Who Is this Star Performer?
This week while teaching a business finance class, I reviewed the performance of one of South Africa's all-time best retailers. I was able to access my database and draw several charts that reveal the company's underlying performance and explore why the share price has outperformed the market on such an incredible scale.
In the chart, the BLUE line represents the performance of the JSE's All Share Index since 2005. An R1.00 investment would have turned into R5.11. The RED line represents the company in question. An R1.00 investment in 2005 would worth R29.91 today.

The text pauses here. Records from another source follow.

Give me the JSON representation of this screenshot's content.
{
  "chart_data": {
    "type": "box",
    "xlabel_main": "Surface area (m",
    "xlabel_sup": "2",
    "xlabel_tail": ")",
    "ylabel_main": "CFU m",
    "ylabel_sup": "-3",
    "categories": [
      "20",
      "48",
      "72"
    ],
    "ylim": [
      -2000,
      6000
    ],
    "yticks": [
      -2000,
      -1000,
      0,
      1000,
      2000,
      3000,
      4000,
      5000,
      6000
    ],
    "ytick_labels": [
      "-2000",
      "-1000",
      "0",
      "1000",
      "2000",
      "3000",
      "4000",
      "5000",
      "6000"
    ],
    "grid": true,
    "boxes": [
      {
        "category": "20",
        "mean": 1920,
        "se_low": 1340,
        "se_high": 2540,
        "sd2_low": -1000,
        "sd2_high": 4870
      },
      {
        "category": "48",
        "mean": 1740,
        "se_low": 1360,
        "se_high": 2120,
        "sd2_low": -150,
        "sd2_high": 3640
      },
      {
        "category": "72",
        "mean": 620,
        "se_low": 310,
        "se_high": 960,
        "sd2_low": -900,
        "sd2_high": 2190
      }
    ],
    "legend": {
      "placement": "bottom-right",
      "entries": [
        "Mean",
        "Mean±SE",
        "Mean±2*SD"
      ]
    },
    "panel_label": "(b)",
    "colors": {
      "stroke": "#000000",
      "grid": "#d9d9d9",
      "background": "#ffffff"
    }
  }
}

That is an out-performance of more than 5x.
The average Return on Equity (ROE) of this company over the last ten years has been 40%. Since this company has no debt, the Average Return on Invested Capital (ROIC) has effectively been the same. These numbers are well above the cost of capital; thus, the business is creating value in truck loads.
While value creation requires a business to produce returns in excess of its cost of capital, it also requires a business to meet the shareholders' expectations for that business. This company has consistently done both.
Operating profit margins in 2010 were at 6.1% and have steadily grown to 7.7% in 2020. Revenue has increased at an average of 11% per annum.
If you haven't already guessed from the chart's ticker code, this is CLICKS (CLS). In all the years that I have experienced shopping at Clicks, I have noticed their consistency. The consistency can be found in the layout of their stores, the branding, the type of products they sell. There are no dramatic changes, just incremental improvements the result in exponential out-performance. This is evident in the shopping experience and the financial performance. Therein lies the secret.